Food safety also was a hot topic. Despite new regulations signed into law in January, the nation suffered its deadliest known outbreak of food-borne illness in more than 25 years when listeria-contaminated cantaloupes sickened 146 people in 28 states, killing 30 of them.
Worrisome obesity rates and food safety concerns didn’t slow America’s fetishizing of food. We continued to swoon over food trucks, the more esoteric the better, even using Twitter to track the movements of our favorite mobile eateries. Don’t have a truck cruising your ‘hood yet? Don’t worry, the moment has nearly passed.
Meanwhile, foodies struggled to crown a new “it” food. Bacon and cupcakes have had their moment. Ditto for offal and ramps. Macaroons are trying, but fussy French cookies are an unlikely contender in this country. Nutella wants it bad, but probably won’t quite get there. Meatballs are yummy, but it’s hard to get excited about a ball of meat.
Tiny desserts also don’t stand a chance, even — if not especially — with retailers pushing waffle iron-like countertop baking appliances for churning out small cupcakes, whoopee pies and cake pops. These devices were the chocolate fountains and turkey fryers of 2011. There will be lots of them under trees this year, all destined to be used once and never again.
Speaking of foods it’s hard to get excited about, what is up with kale? People were tripping over themselves to buy or bake kale chips this year. And now fast food chain Chick-fil-A is suing a Vermont man for selling T-shirts with the logo “eat more kale.” The company claims he is ripping off their ad slogan, “Eat Mor Chikin.”
However that is settled, I doubt even a wet T-shirt could get most Americans to embrace kale. Which means 2012 may well be a year in which foodies don’t have a star ingredient.

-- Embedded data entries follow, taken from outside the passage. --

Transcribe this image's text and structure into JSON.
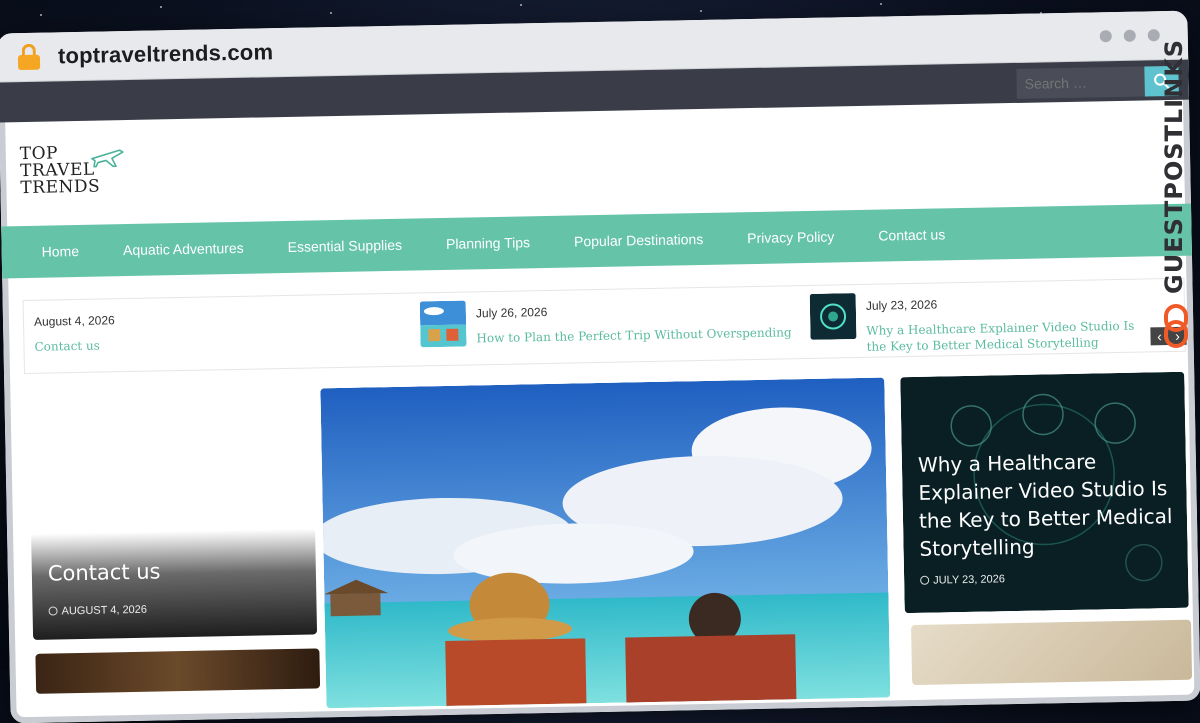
{
  "browser": {
    "url": "toptraveltrends.com"
  },
  "search": {
    "placeholder": "Search …"
  },
  "logo": {
    "line1": "TOP",
    "line2": "TRAVEL",
    "line3": "TRENDS"
  },
  "nav": {
    "items": [
      {
        "label": "Home"
      },
      {
        "label": "Aquatic Adventures"
      },
      {
        "label": "Essential Supplies"
      },
      {
        "label": "Planning Tips"
      },
      {
        "label": "Popular Destinations"
      },
      {
        "label": "Privacy Policy"
      },
      {
        "label": "Contact us"
      }
    ]
  },
  "ticker": {
    "items": [
      {
        "date": "August 4, 2026",
        "title": "Contact us"
      },
      {
        "date": "July 26, 2026",
        "title": "How to Plan the Perfect Trip Without Overspending"
      },
      {
        "date": "July 23, 2026",
        "title": "Why a Healthcare Explainer Video Studio Is the Key to Better Medical Storytelling"
      }
    ]
  },
  "cards": {
    "left": {
      "title": "Contact us",
      "date": "AUGUST 4, 2026"
    },
    "right": {
      "title": "Why a Healthcare Explainer Video Studio Is the Key to Better Medical Storytelling",
      "date": "JULY 23, 2026"
    }
  },
  "watermark": {
    "text": "GUESTPOSTLINKS"
  },
  "colors": {
    "nav_bg": "#65c3a8",
    "topbar_bg": "#3a3d48",
    "accent_text": "#5bbba0",
    "search_button": "#5ec3ce",
    "lock": "#f5a623"
  },
  "icons": [
    "lock-icon",
    "search-icon",
    "plane-icon",
    "clock-icon",
    "chevron-left-icon",
    "chevron-right-icon"
  ]
}
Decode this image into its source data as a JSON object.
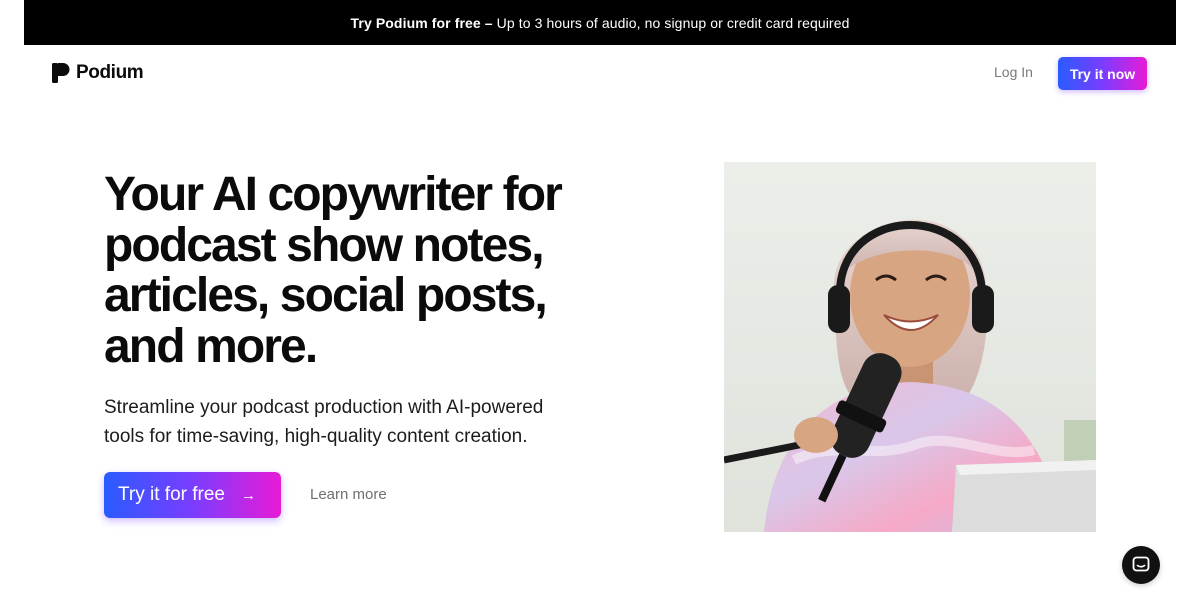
{
  "announcement": {
    "bold": "Try Podium for free –",
    "text": "Up to 3 hours of audio, no signup or credit card required"
  },
  "header": {
    "brand": "Podium",
    "login_label": "Log In",
    "try_now_label": "Try it now"
  },
  "hero": {
    "title": "Your AI copywriter for podcast show notes, articles, social posts, and more.",
    "subtitle": "Streamline your podcast production with AI-powered tools for time-saving, high-quality content creation.",
    "cta_label": "Try it for free",
    "cta_icon": "arrow-right-icon",
    "learn_more_label": "Learn more"
  },
  "photo": {
    "icon": "podcaster-photo"
  },
  "chat": {
    "icon": "chat-bubble-icon"
  },
  "colors": {
    "gradient_start": "#2a5bff",
    "gradient_mid": "#7a3dff",
    "gradient_end": "#e81bd6",
    "announcement_bg": "#000000",
    "text": "#0b0b0b"
  }
}
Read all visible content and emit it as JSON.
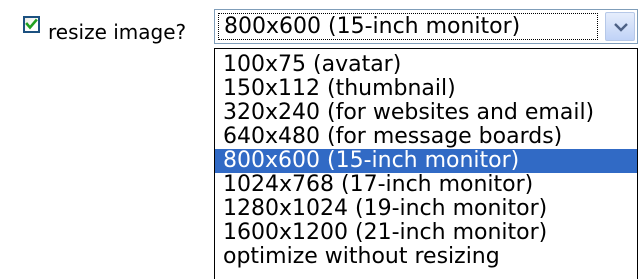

Oh, wait. We’re not supposed to call them foodies. They-who-gush-over-pretentious-foods this year decided they are too hip for that down market term. Some have started favoring culinarian. Really? My eyes hurt from rolling. And I pledge to continue using “foodie” with abandon.
And that wasn’t the only offensive term slung in 2011. Inspired by Alec Baldwin’s “Saturday Night Live” skit about a baker named Pete Schweddy, ice cream maker Ben & Jerry’s released a new flavor called Schweddy Balls — vanilla ice cream studded with fudge-covered rum balls. Not everyone was amused and some grocers refused to stock it.
The food publishing world continued to bustle. Bon Appetit magazine got a new editor-in-chief, Adam Rapoport, as well as some heat for his decision to put a person — Gwyneth Paltrow — on the 55-year-old magazine’s cover for the first time in decades. Which puts Gwyneth in the same class as culinary icon James Beard. Plenty of foodies objected to that.
In books, Ferran Adria of Spain’s famed — and, as of July, closed — elBulli restaurant released “The Family Meal,” dedicated to the meals he fed his staff at his notoriously hard to get into eatery. And Nathan Myhrvold wooed the media — but few consumers — with his brainy 2,438-page, six-volume, 46-pound, $625 “Modernist Cuisine: The Art and Science of Cooking.”
Home cooks clearly had other priorities — starting the day off right. For the first time in a long time, the year’s No. 1 recipe search on Yahoo wasn’t chicken, but “breakfast.” Coming in at No. 5 was pancakes and French toast landed at No. 7. None of them had even made the top 10 in recent years.
And maybe that is telling.
Perhaps that is where we should look for our 2012 trendy “it” food. Breakfast. We could even have tiny gluten-free pancakes made in countertop cookers. Perhaps topped with kale.